Pre-hypertension –Body rings the warning bell


Most of us are aware of ‘hypertension’ but many may not be familiar of the term and prevalence of ‘pre-hypertension’. Continual slight elevation in blood pressure is known as prehypertension. In likelihood, prehypertension may turn into high blood pressure (hypertension) if one doesn’t make corrective changes in the lifestyle.

First, let’s revise the basics of blood pressure.

The pressure exerted by the blood on the wall of blood vessels is called blood pressure. Normal limits for blood pressure are,


Systolic- Up to 120mm of Hg
Diastolic – 80 mm of Hg


Systolic- 120-130mm of Hg
Diastolic – 80-90 mm of Hg


Systolic- Above 130mm of Hg
Diastolic – Above 90 mm of Hg

Pre-hypertension as a separate category was introduced much recently to emphasize the risk associated with high blood pressure. Pre-hypertension in itself is not an illness but acts as a warning stage to get alarmed of heart diseases that may strike in future.

Who are at risk?
People who are obese, diabetic, have high cholesterol, high salt intake and follow sedentary lifestyle are more prone to develop pre-hypertension.

Blood pressure tends to fluctuate with various factors and reasons. The diagnosis of pre-hypertension is made on the basis of taking the average of two or more blood pressure readings on separate occasions in a consistent atmosphere and level of physical activity.

If the blood pressure readings show more than 120/80 mmHg but below 130/90 mmHg consistently, then it is diagnosed as prehypertension.

Prevention and Management
Pre-hypertension does not require any medication. It can be well taken care of by mending one’s lifestyle.

Get rid of excess fat: Obesity increases the risk of pre-hypertension. Therefore losing weight must be considered.

Exercise: Physical activity in any form should be practiced daily to keep the body active. Cycling, swimming, walking, aerobics, stretching and muscle strengthening exercises can be included in the regimen.
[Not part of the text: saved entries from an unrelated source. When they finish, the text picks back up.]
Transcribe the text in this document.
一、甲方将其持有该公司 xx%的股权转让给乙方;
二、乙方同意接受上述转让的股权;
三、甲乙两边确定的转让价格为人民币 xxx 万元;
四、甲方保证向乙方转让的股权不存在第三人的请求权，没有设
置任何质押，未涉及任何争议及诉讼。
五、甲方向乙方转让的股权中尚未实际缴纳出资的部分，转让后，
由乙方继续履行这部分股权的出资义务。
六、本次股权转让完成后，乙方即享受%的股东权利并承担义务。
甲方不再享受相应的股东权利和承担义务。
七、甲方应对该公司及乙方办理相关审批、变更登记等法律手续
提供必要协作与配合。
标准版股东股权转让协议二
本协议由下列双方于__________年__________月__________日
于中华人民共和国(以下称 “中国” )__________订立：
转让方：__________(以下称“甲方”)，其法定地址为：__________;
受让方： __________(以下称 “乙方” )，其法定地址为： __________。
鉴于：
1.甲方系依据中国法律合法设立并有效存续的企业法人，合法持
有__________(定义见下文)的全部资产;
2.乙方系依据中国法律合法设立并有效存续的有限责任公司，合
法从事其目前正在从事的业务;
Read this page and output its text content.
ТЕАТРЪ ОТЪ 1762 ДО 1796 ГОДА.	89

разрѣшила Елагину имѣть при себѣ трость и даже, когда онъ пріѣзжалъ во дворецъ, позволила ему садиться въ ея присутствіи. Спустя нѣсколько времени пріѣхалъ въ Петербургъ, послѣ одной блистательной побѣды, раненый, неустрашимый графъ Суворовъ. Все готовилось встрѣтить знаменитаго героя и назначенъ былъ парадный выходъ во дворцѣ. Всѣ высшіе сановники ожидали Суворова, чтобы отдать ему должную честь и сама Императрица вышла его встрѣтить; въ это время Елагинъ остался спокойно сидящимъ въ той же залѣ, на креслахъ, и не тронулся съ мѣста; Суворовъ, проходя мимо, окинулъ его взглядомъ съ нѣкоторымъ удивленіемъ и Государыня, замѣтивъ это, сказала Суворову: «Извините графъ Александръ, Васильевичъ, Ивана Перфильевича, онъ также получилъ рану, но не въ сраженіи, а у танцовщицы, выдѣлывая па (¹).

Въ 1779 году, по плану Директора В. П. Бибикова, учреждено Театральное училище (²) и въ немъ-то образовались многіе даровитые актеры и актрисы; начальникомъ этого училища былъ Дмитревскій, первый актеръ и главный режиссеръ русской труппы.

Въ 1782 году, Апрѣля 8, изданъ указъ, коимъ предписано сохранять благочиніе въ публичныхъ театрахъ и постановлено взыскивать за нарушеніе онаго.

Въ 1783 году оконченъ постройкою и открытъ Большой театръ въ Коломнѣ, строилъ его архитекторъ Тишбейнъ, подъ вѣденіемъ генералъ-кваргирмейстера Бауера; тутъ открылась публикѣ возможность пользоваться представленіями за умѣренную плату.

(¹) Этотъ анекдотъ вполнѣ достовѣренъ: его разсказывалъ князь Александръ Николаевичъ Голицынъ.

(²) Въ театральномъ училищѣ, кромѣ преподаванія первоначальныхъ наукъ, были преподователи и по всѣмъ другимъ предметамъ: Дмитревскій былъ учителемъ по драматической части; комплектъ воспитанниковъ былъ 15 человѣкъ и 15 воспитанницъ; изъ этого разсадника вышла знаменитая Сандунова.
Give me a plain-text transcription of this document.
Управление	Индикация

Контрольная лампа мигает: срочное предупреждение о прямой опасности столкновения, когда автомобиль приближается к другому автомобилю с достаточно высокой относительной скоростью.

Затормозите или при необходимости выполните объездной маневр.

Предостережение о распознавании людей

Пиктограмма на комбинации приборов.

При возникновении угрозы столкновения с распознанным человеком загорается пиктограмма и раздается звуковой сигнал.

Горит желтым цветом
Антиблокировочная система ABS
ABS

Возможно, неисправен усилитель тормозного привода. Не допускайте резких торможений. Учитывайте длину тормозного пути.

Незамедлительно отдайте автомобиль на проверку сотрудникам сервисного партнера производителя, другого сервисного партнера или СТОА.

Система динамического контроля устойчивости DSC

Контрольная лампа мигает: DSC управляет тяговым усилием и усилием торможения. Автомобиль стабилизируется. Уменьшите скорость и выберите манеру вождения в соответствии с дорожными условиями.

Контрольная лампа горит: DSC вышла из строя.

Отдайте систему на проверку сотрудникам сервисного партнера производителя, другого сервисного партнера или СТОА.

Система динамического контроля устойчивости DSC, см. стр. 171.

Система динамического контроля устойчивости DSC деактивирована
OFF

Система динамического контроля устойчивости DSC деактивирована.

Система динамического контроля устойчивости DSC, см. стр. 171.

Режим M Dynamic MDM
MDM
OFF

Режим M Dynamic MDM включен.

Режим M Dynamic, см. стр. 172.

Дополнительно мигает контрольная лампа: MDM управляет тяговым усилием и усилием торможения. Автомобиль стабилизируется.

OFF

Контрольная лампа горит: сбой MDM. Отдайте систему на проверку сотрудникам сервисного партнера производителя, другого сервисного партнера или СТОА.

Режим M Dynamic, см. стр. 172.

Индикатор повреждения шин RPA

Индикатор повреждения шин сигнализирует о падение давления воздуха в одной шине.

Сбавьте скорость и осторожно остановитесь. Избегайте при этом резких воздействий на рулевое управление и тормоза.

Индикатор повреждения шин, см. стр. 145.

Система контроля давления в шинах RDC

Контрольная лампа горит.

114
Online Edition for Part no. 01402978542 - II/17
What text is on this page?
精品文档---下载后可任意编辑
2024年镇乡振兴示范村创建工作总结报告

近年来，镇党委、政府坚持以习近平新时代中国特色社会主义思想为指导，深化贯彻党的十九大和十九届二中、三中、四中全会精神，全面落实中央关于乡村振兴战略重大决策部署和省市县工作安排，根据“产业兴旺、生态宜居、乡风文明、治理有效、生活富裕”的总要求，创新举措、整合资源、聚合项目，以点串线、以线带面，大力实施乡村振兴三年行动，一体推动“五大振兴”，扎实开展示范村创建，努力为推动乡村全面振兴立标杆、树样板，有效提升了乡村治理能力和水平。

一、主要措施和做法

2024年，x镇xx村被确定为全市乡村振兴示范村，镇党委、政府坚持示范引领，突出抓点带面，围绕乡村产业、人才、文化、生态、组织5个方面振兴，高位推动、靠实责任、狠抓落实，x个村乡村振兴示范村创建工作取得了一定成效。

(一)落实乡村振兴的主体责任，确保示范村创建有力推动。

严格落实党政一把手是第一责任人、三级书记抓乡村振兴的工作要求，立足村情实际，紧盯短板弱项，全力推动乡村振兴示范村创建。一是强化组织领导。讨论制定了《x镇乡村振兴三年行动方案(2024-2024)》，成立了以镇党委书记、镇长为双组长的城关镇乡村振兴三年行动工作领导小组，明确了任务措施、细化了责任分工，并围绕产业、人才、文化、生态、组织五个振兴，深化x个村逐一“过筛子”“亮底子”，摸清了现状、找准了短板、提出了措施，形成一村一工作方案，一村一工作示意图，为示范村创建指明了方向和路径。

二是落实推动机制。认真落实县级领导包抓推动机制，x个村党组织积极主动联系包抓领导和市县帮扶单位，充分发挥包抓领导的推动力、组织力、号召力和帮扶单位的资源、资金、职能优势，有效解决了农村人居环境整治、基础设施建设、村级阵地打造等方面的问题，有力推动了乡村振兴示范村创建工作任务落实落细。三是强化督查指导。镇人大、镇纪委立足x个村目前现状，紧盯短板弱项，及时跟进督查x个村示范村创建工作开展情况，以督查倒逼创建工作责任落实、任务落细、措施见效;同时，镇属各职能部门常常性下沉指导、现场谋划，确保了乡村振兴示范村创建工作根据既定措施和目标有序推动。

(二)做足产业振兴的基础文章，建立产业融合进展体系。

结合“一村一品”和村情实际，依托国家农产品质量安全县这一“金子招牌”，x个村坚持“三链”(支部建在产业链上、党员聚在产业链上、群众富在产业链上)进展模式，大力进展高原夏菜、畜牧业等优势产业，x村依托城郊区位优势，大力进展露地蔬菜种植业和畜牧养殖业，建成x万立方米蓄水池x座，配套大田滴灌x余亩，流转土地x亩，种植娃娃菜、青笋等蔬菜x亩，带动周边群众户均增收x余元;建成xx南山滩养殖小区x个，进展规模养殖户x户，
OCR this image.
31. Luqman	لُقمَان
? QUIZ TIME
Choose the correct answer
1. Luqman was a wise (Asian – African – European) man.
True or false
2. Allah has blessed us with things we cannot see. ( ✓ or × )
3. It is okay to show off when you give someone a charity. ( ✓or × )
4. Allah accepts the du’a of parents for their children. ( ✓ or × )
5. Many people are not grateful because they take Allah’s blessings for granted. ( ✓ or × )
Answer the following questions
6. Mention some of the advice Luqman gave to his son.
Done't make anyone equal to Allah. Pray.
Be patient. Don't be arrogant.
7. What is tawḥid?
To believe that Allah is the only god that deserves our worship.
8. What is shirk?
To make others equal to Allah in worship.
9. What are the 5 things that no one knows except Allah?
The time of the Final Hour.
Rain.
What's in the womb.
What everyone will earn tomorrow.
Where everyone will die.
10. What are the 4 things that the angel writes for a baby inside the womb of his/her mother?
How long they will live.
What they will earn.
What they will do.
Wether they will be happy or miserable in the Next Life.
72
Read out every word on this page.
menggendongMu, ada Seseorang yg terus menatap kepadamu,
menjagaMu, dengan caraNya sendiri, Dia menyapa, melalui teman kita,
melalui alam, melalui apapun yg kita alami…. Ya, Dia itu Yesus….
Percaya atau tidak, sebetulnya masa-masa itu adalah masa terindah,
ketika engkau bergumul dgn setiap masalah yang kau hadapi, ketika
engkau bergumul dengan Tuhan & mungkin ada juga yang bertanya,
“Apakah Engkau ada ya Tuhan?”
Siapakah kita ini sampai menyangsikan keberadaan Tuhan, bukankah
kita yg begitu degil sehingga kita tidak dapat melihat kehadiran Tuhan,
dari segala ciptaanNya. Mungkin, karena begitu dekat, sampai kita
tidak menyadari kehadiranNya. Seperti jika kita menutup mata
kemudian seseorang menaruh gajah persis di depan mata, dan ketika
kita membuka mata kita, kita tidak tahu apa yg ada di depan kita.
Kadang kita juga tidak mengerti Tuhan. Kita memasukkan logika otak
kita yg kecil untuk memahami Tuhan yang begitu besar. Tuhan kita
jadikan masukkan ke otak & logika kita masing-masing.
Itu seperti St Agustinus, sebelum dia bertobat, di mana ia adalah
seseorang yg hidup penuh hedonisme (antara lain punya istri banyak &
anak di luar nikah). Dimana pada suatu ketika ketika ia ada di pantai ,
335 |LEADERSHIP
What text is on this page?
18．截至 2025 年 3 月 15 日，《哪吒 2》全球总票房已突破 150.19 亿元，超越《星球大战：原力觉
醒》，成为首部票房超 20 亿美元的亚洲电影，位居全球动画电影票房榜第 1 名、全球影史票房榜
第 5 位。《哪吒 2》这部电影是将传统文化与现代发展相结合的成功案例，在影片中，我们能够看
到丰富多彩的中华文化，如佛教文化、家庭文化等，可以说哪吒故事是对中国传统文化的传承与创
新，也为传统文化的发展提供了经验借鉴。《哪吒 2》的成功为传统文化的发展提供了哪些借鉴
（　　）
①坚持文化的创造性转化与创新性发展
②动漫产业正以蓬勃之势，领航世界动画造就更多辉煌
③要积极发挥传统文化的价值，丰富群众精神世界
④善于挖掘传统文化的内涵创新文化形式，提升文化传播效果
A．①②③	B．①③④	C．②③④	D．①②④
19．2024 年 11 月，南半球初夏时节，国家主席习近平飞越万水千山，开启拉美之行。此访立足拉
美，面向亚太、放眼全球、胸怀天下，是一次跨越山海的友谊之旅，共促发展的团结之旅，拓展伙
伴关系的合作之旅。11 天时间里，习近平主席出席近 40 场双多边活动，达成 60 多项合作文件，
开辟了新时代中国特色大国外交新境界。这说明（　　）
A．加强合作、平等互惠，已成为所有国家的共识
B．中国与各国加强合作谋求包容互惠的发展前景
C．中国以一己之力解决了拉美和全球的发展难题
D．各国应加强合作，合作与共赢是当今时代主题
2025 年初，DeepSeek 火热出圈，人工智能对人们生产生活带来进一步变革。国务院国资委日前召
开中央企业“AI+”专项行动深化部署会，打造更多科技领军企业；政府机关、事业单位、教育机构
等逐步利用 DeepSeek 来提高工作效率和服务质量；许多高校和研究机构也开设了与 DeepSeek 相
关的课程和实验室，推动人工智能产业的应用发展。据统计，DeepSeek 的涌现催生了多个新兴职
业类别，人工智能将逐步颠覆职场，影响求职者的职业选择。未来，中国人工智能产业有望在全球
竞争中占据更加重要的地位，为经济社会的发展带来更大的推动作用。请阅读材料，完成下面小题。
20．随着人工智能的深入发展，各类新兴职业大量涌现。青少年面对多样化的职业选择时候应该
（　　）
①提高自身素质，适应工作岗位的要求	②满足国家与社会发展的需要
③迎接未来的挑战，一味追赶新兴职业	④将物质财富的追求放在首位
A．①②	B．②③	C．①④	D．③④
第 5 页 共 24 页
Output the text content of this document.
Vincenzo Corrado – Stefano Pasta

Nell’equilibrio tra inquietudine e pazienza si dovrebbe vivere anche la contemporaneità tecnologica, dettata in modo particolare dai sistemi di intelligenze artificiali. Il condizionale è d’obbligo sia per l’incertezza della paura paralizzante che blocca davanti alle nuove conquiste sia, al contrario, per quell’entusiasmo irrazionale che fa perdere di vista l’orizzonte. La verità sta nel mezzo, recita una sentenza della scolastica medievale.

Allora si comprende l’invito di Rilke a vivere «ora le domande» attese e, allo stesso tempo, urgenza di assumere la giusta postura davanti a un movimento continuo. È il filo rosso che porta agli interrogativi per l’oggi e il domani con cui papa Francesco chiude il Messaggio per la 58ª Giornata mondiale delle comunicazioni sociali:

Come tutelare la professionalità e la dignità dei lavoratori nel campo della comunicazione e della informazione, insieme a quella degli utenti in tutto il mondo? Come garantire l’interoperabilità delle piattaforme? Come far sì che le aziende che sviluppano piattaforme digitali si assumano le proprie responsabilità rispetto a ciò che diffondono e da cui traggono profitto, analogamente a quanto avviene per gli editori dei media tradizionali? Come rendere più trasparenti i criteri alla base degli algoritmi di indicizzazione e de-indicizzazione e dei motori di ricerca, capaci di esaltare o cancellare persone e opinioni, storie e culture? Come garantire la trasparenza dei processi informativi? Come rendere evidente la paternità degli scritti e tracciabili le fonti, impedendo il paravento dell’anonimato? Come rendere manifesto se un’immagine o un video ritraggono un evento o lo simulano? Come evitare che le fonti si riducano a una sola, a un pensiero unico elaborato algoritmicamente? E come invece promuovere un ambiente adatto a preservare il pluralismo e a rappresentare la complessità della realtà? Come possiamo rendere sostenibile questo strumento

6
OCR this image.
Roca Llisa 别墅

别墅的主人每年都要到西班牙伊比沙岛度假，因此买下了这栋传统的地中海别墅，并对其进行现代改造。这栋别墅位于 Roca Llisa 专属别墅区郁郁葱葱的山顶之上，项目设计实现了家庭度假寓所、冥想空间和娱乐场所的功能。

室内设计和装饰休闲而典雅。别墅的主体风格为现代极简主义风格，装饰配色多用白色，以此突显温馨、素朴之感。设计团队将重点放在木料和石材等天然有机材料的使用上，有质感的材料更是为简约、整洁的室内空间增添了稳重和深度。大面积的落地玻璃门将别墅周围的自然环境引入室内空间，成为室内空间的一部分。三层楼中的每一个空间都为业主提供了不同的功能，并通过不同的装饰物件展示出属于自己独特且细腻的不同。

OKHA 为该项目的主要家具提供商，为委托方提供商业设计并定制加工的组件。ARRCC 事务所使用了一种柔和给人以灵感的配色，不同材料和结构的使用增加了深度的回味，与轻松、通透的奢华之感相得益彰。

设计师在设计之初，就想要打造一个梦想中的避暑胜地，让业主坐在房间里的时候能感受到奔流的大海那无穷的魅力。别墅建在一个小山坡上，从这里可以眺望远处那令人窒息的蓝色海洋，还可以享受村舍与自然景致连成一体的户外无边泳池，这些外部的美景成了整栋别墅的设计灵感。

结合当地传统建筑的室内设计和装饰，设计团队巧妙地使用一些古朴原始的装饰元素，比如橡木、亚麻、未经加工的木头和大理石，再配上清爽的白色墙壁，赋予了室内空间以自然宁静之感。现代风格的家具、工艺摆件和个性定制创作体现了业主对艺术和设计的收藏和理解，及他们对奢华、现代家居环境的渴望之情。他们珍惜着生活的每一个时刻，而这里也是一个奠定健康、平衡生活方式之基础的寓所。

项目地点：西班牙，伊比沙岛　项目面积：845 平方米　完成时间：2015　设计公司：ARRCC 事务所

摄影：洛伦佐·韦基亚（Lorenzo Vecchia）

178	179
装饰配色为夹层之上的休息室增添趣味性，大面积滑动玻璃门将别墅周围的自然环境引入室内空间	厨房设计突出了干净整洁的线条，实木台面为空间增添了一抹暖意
Limit salt intake: Salt intake should be limited to for not more than 2 tsp (10 grams) per day.

High fibre diet: in your diet, include more of fresh fruits and vegetables, which will help in reducing blood pressure. Following the ‘Dash Diet Plan’ also proves to be helpful.

Manage stress: It is very difficult completely abolish stress from our lives but try to minimize it by meditation and relaxation techniques.

Limit Drinking and quit smoking: Alcohol and nicotine in cigarettes are other factors which increases the risk of hypertension.

Remember, pre-hypertensive stage should be taken as a good reminder or a warning sign to reduce risk of hypertension and its complications.